Database https://en.wikipedia.org/wiki/Serializability is a more closely related concept.
SFENCE orders the global visibility of earlier stores with respect to SFENCE itself, and later stores. Serializing = imposing an order on things, stopping them from overlapping or happening in parallel.
Note that in Intel terminology, "serializing instruction" has a special meaning: an instruction that flushes the store buffer and the out-of-order instruction pipeline before any later instructions can execute. (They can decode and maybe even issue into the out-of-order core, but not execute). How many memory barriers instructions does an x86 CPU have?
sfence
is not a "serializing instruction" in that sense; it only orders NT stores with respect to each other and regular stores. (Regular stores are already ordered with respect to each other, so sfence
has no effect if there are no NT stores in flight.

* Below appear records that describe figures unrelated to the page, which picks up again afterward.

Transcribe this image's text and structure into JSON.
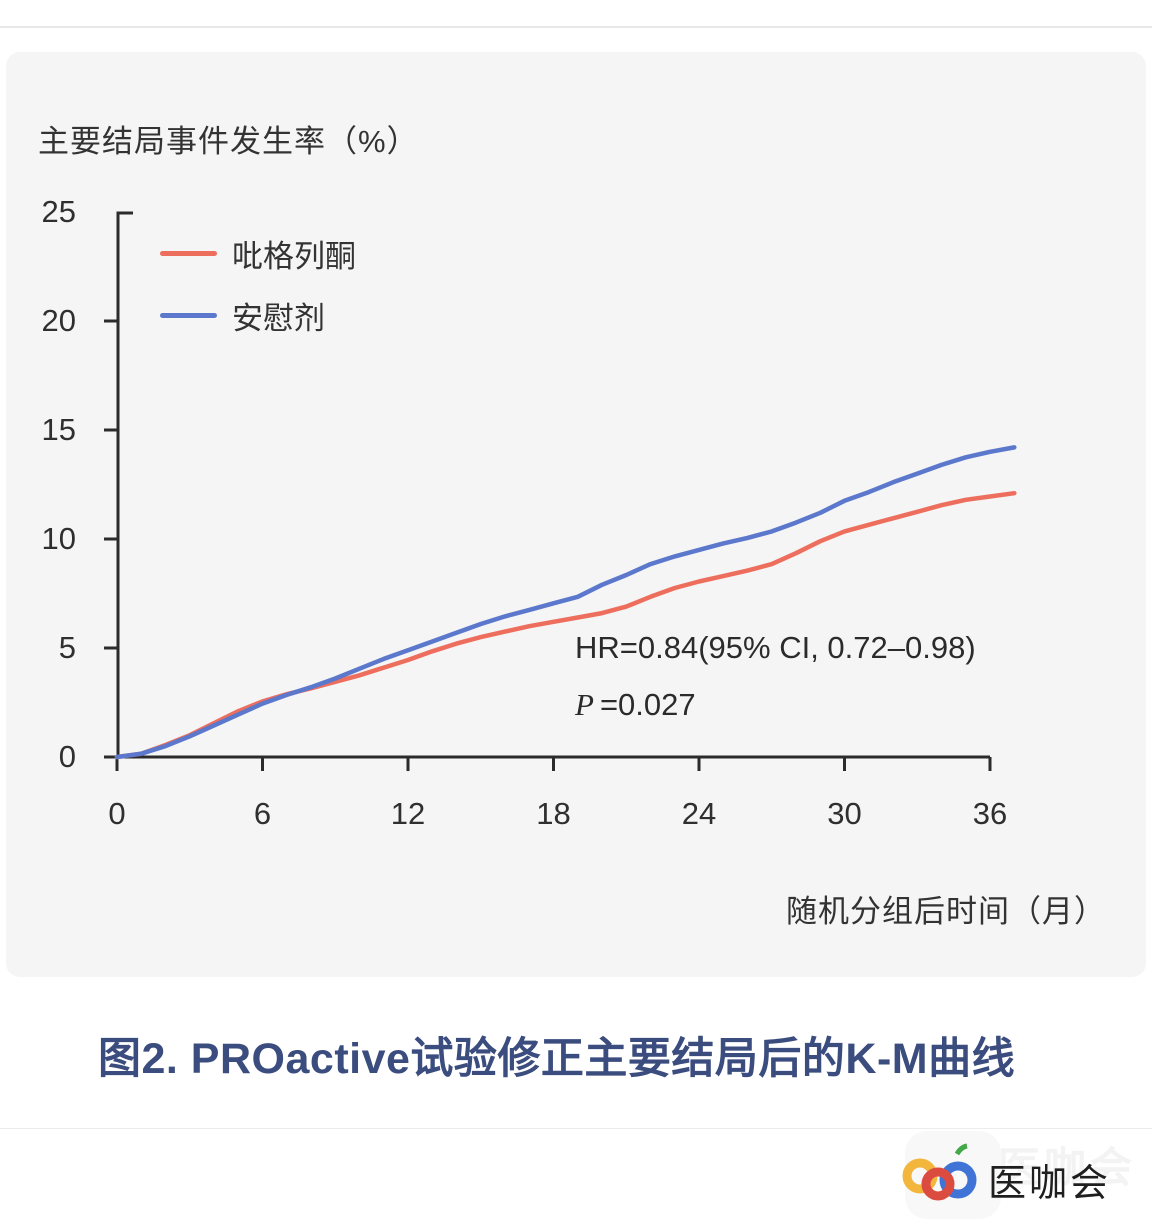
{
  "chart_panel": {
    "title": "主要结局事件发生率（%）",
    "legend": [
      {
        "label": "吡格列酮",
        "color": "#ee6e5e"
      },
      {
        "label": "安慰剂",
        "color": "#5b78cc"
      }
    ],
    "annotation": {
      "line1": "HR=0.84(95% CI, 0.72–0.98)",
      "p_italic": "P",
      "p_rest": "=0.027"
    },
    "x_axis_label": "随机分组后时间（月）"
  },
  "chart_data": {
    "type": "line",
    "title": "主要结局事件发生率（%）",
    "xlabel": "随机分组后时间（月）",
    "ylabel": "主要结局事件发生率（%）",
    "x_ticks": [
      0,
      6,
      12,
      18,
      24,
      30,
      36
    ],
    "y_ticks": [
      0,
      5,
      10,
      15,
      20,
      25
    ],
    "xlim": [
      0,
      37
    ],
    "ylim": [
      0,
      25
    ],
    "grid": false,
    "legend_position": "upper-left",
    "annotation": "HR=0.84(95% CI, 0.72–0.98); P=0.027",
    "x": [
      0,
      1,
      2,
      3,
      4,
      5,
      6,
      7,
      8,
      9,
      10,
      11,
      12,
      13,
      14,
      15,
      16,
      17,
      18,
      19,
      20,
      21,
      22,
      23,
      24,
      25,
      26,
      27,
      28,
      29,
      30,
      31,
      32,
      33,
      34,
      35,
      36,
      37
    ],
    "series": [
      {
        "name": "吡格列酮",
        "color": "#ee6e5e",
        "y": [
          0,
          0.15,
          0.55,
          1.0,
          1.55,
          2.1,
          2.55,
          2.88,
          3.15,
          3.45,
          3.75,
          4.1,
          4.45,
          4.85,
          5.2,
          5.5,
          5.75,
          6.0,
          6.2,
          6.4,
          6.6,
          6.9,
          7.35,
          7.75,
          8.05,
          8.3,
          8.55,
          8.85,
          9.35,
          9.9,
          10.35,
          10.65,
          10.95,
          11.25,
          11.55,
          11.8,
          11.95,
          12.1
        ]
      },
      {
        "name": "安慰剂",
        "color": "#5b78cc",
        "y": [
          0,
          0.15,
          0.5,
          0.95,
          1.45,
          1.95,
          2.45,
          2.85,
          3.2,
          3.6,
          4.05,
          4.5,
          4.9,
          5.3,
          5.7,
          6.1,
          6.45,
          6.75,
          7.05,
          7.35,
          7.9,
          8.35,
          8.85,
          9.2,
          9.5,
          9.8,
          10.05,
          10.35,
          10.75,
          11.2,
          11.75,
          12.15,
          12.6,
          13.0,
          13.4,
          13.75,
          14.0,
          14.2
        ]
      }
    ]
  },
  "caption": "图2. PROactive试验修正主要结局后的K-M曲线",
  "footer": {
    "brand": "医咖会",
    "watermark": "医咖会",
    "logo_colors": {
      "yellow": "#f2b63c",
      "red": "#dc4b3f",
      "blue": "#3f74d6",
      "green": "#43a847"
    }
  }
}
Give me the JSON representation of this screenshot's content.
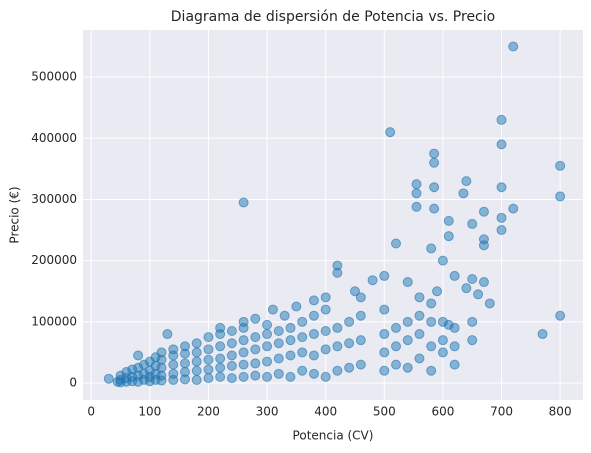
{
  "chart_data": {
    "type": "scatter",
    "title": "Diagrama de dispersión de Potencia vs. Precio",
    "xlabel": "Potencia (CV)",
    "ylabel": "Precio (€)",
    "color": "#1f77b4",
    "grid": true,
    "xlim": [
      -14,
      839
    ],
    "ylim": [
      -27800,
      577000
    ],
    "xticks": [
      0,
      100,
      200,
      300,
      400,
      500,
      600,
      700,
      800
    ],
    "yticks": [
      0,
      100000,
      200000,
      300000,
      400000,
      500000
    ],
    "x": [
      30,
      45,
      50,
      50,
      50,
      60,
      60,
      60,
      70,
      70,
      70,
      80,
      80,
      80,
      80,
      90,
      90,
      90,
      100,
      100,
      100,
      100,
      110,
      110,
      110,
      110,
      120,
      120,
      120,
      120,
      120,
      140,
      140,
      140,
      140,
      140,
      160,
      160,
      160,
      160,
      160,
      180,
      180,
      180,
      180,
      180,
      200,
      200,
      200,
      200,
      200,
      220,
      220,
      220,
      220,
      220,
      240,
      240,
      240,
      240,
      240,
      260,
      260,
      260,
      260,
      260,
      280,
      280,
      280,
      280,
      300,
      300,
      300,
      300,
      300,
      320,
      320,
      320,
      320,
      340,
      340,
      340,
      340,
      360,
      360,
      360,
      360,
      380,
      380,
      380,
      380,
      400,
      400,
      400,
      400,
      420,
      420,
      420,
      440,
      440,
      440,
      460,
      460,
      460,
      500,
      500,
      500,
      500,
      520,
      520,
      520,
      540,
      540,
      540,
      560,
      560,
      560,
      580,
      580,
      580,
      580,
      600,
      600,
      600,
      620,
      620,
      650,
      650,
      720,
      510,
      700,
      700,
      585,
      585,
      555,
      555,
      585,
      640,
      635,
      700,
      800,
      800,
      260,
      555,
      585,
      720,
      700,
      700,
      670,
      650,
      670,
      670,
      610,
      610,
      520,
      580,
      600,
      420,
      420,
      500,
      480,
      540,
      620,
      650,
      670,
      640,
      660,
      680,
      770,
      800,
      590,
      560,
      610,
      620,
      450,
      460,
      400,
      130,
      220,
      260,
      310,
      350,
      380,
      330,
      280
    ],
    "y": [
      7000,
      2000,
      1000,
      5000,
      12000,
      2000,
      8000,
      18000,
      3000,
      10000,
      22000,
      2000,
      12000,
      25000,
      45000,
      5000,
      15000,
      30000,
      3000,
      10000,
      20000,
      35000,
      5000,
      15000,
      28000,
      42000,
      4000,
      12000,
      25000,
      38000,
      50000,
      5000,
      15000,
      30000,
      45000,
      55000,
      6000,
      18000,
      32000,
      48000,
      60000,
      5000,
      20000,
      35000,
      50000,
      65000,
      8000,
      22000,
      38000,
      55000,
      75000,
      10000,
      25000,
      40000,
      60000,
      80000,
      8000,
      28000,
      45000,
      65000,
      85000,
      10000,
      30000,
      50000,
      70000,
      90000,
      12000,
      32000,
      55000,
      75000,
      10000,
      35000,
      60000,
      80000,
      95000,
      15000,
      40000,
      65000,
      85000,
      10000,
      45000,
      70000,
      90000,
      20000,
      50000,
      75000,
      100000,
      15000,
      45000,
      80000,
      110000,
      10000,
      55000,
      85000,
      120000,
      20000,
      60000,
      90000,
      25000,
      65000,
      100000,
      30000,
      70000,
      110000,
      20000,
      50000,
      80000,
      120000,
      30000,
      60000,
      90000,
      25000,
      70000,
      100000,
      40000,
      80000,
      110000,
      20000,
      60000,
      100000,
      130000,
      50000,
      70000,
      100000,
      30000,
      60000,
      70000,
      100000,
      550000,
      410000,
      430000,
      390000,
      375000,
      360000,
      325000,
      310000,
      320000,
      330000,
      310000,
      320000,
      355000,
      305000,
      295000,
      288000,
      285000,
      285000,
      270000,
      250000,
      280000,
      260000,
      235000,
      225000,
      265000,
      240000,
      228000,
      220000,
      200000,
      192000,
      180000,
      175000,
      168000,
      165000,
      175000,
      170000,
      165000,
      155000,
      145000,
      130000,
      80000,
      110000,
      150000,
      140000,
      95000,
      90000,
      150000,
      140000,
      140000,
      80000,
      90000,
      100000,
      120000,
      125000,
      135000,
      110000,
      105000
    ]
  }
}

All you need for correct release semantics is to put regular stores in the right order, e.g. with a compiler barrier to stop compile-time reordering.)
"serializing" in Intel's definition of sfence
is just the plain English meaning of the term, not the "serializing instruction" x86 special meaning.
Current wording of Intel's ISA ref manual entry for sfence
:
Intel rewrote the opening paragraph to say "orders" instead of "serializes", except in the short description: Serializes store operations.
The main Description is:
Orders processor execution relative to all memory stores prior to the SFENCE instruction. The processor ensures that every store prior to SFENCE is globally visible before any store after SFENCE becomes globally visible. The SFENCE instruction is ordered with respect to memory stores, other SFENCE instructions, MFENCE instructions, and any serializing instructions (such as the CPUID instruction). It is not ordered with respect to memory loads or the LFENCE instruction.
The first sentence is still kind of bogus, though. Execution isn't ordered, only commit to L1d cache.